When subdivision (B) speaks of a transfer of assets by one corporation to another, it means a transfer made 'in pursuance of a plan of reorganization' (section 112(g) of corporate business; and not a transfer of assets by one corporation to another in pursuance of a plan having no relation to the business of either, as plainly is the case here. Putting aside, then, the question of motive in respect of taxation altogether, and fixing the character of the proceeding by what actually occurred, what do we find?
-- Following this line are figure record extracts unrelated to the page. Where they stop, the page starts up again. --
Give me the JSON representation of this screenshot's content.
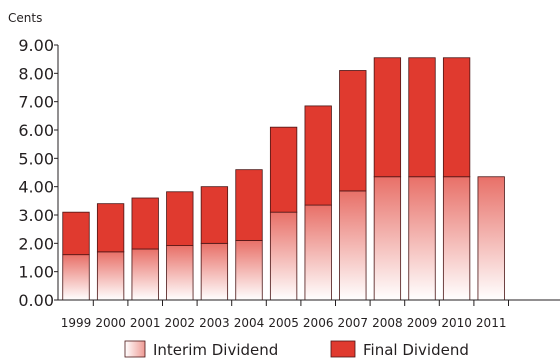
{
  "chart_data": {
    "type": "bar",
    "stacked": true,
    "unit_label": "Cents",
    "title": "",
    "xlabel": "",
    "ylabel": "",
    "categories": [
      "1999",
      "2000",
      "2001",
      "2002",
      "2003",
      "2004",
      "2005",
      "2006",
      "2007",
      "2008",
      "2009",
      "2010",
      "2011"
    ],
    "series": [
      {
        "name": "Interim Dividend",
        "values": [
          1.6,
          1.7,
          1.8,
          1.92,
          2.0,
          2.1,
          3.1,
          3.35,
          3.85,
          4.35,
          4.35,
          4.35,
          4.35
        ]
      },
      {
        "name": "Final Dividend",
        "values": [
          1.5,
          1.7,
          1.8,
          1.9,
          2.0,
          2.5,
          3.0,
          3.5,
          4.25,
          4.2,
          4.2,
          4.2,
          0
        ]
      }
    ],
    "yticks": [
      "0.00",
      "1.00",
      "2.00",
      "3.00",
      "4.00",
      "5.00",
      "6.00",
      "7.00",
      "8.00",
      "9.00"
    ],
    "ylim": [
      0,
      9
    ],
    "grid": false,
    "legend_position": "bottom",
    "colors": {
      "final": "#e03a2f",
      "interim_top": "#e87068",
      "interim_bottom": "#ffffff",
      "outline": "#4a1414",
      "axis": "#231f20"
    }
  }
}
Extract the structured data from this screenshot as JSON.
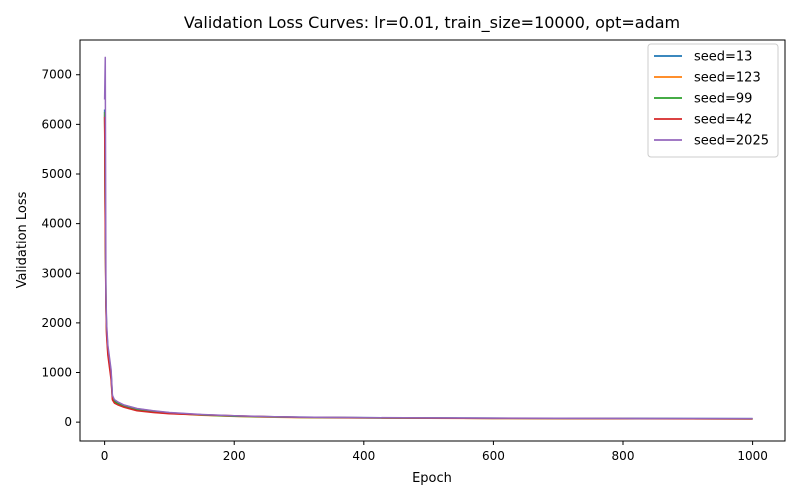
{
  "chart_data": {
    "type": "line",
    "title": "Validation Loss Curves: lr=0.01, train_size=10000, opt=adam",
    "xlabel": "Epoch",
    "ylabel": "Validation Loss",
    "xlim": [
      -38,
      1050
    ],
    "ylim": [
      -380,
      7700
    ],
    "xticks": [
      0,
      200,
      400,
      600,
      800,
      1000
    ],
    "yticks": [
      0,
      1000,
      2000,
      3000,
      4000,
      5000,
      6000,
      7000
    ],
    "grid": false,
    "legend_position": "top-right",
    "series": [
      {
        "name": "seed=13",
        "color": "#1f77b4",
        "x": [
          0,
          1,
          2,
          3,
          5,
          8,
          10,
          12,
          15,
          20,
          30,
          50,
          75,
          100,
          150,
          200,
          250,
          300,
          400,
          500,
          600,
          700,
          800,
          900,
          1000
        ],
        "y": [
          6300,
          4200,
          2500,
          1900,
          1500,
          1200,
          1000,
          520,
          440,
          400,
          340,
          270,
          225,
          190,
          150,
          125,
          110,
          100,
          90,
          85,
          80,
          78,
          76,
          74,
          72
        ]
      },
      {
        "name": "seed=123",
        "color": "#ff7f0e",
        "x": [
          0,
          1,
          2,
          3,
          5,
          8,
          10,
          12,
          15,
          20,
          30,
          50,
          75,
          100,
          150,
          200,
          250,
          300,
          400,
          500,
          600,
          700,
          800,
          900,
          1000
        ],
        "y": [
          6200,
          4000,
          2400,
          1800,
          1400,
          1100,
          900,
          470,
          400,
          360,
          310,
          240,
          200,
          175,
          140,
          115,
          100,
          92,
          84,
          78,
          74,
          71,
          68,
          66,
          64
        ]
      },
      {
        "name": "seed=99",
        "color": "#2ca02c",
        "x": [
          0,
          1,
          2,
          3,
          5,
          8,
          10,
          12,
          15,
          20,
          30,
          50,
          75,
          100,
          150,
          200,
          250,
          300,
          400,
          500,
          600,
          700,
          800,
          900,
          1000
        ],
        "y": [
          6250,
          4100,
          2450,
          1850,
          1450,
          1150,
          950,
          490,
          415,
          380,
          325,
          255,
          210,
          180,
          145,
          120,
          105,
          95,
          86,
          80,
          76,
          73,
          70,
          68,
          66
        ]
      },
      {
        "name": "seed=42",
        "color": "#d62728",
        "x": [
          0,
          1,
          2,
          3,
          5,
          8,
          10,
          12,
          15,
          20,
          30,
          50,
          75,
          100,
          150,
          200,
          250,
          300,
          400,
          500,
          600,
          700,
          800,
          900,
          1000
        ],
        "y": [
          6150,
          3900,
          2350,
          1750,
          1350,
          1050,
          850,
          450,
          385,
          350,
          300,
          230,
          195,
          170,
          150,
          130,
          110,
          98,
          88,
          82,
          77,
          74,
          71,
          69,
          67
        ]
      },
      {
        "name": "seed=2025",
        "color": "#9467bd",
        "x": [
          0,
          1,
          2,
          3,
          5,
          8,
          10,
          12,
          15,
          20,
          30,
          50,
          75,
          100,
          150,
          200,
          250,
          300,
          400,
          500,
          600,
          700,
          800,
          900,
          1000
        ],
        "y": [
          6500,
          7350,
          2600,
          2000,
          1550,
          1250,
          1050,
          540,
          455,
          410,
          345,
          275,
          230,
          195,
          155,
          128,
          112,
          102,
          91,
          86,
          81,
          78,
          75,
          73,
          71
        ]
      }
    ]
  }
}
Simply an operation having no business or corporate purpose-a mere device which put on the form of a corporate reorganization as a disguise for concealing its real character, and the sole object and accomplishment of which was the consummation of a preconceived plan, not to reorganize a business or any part of a business, but to transfer a parcel of corporate shares to the petitioner. No doubt, a new and valid corporation was created. But that corporation was nothing more than a contrivance to the end last described. It was brought into existence for no other purpose; it performed, as it was intended from the beginning it should perform, no other function. [293 U.S. 465, 470] When that limited function had been exercised, it immediately was put to death.
In these circumstances, the facts speak for themselves and are susceptible of but one interpretation. The whole undertaking, though conducted according to the terms of subdivision (B), was in fact an elaborate and devious form of conveyance masquerading as a corporate reorganization, and nothing else. The rule which excludes from consideration the motive of tax avoidance is not pertinent to the situation, because the transaction upon its face lies outside the plain intent of the statute. To hold otherwise would be to exalt artifice above reality and to deprive the statutory provision in question of all serious purpose.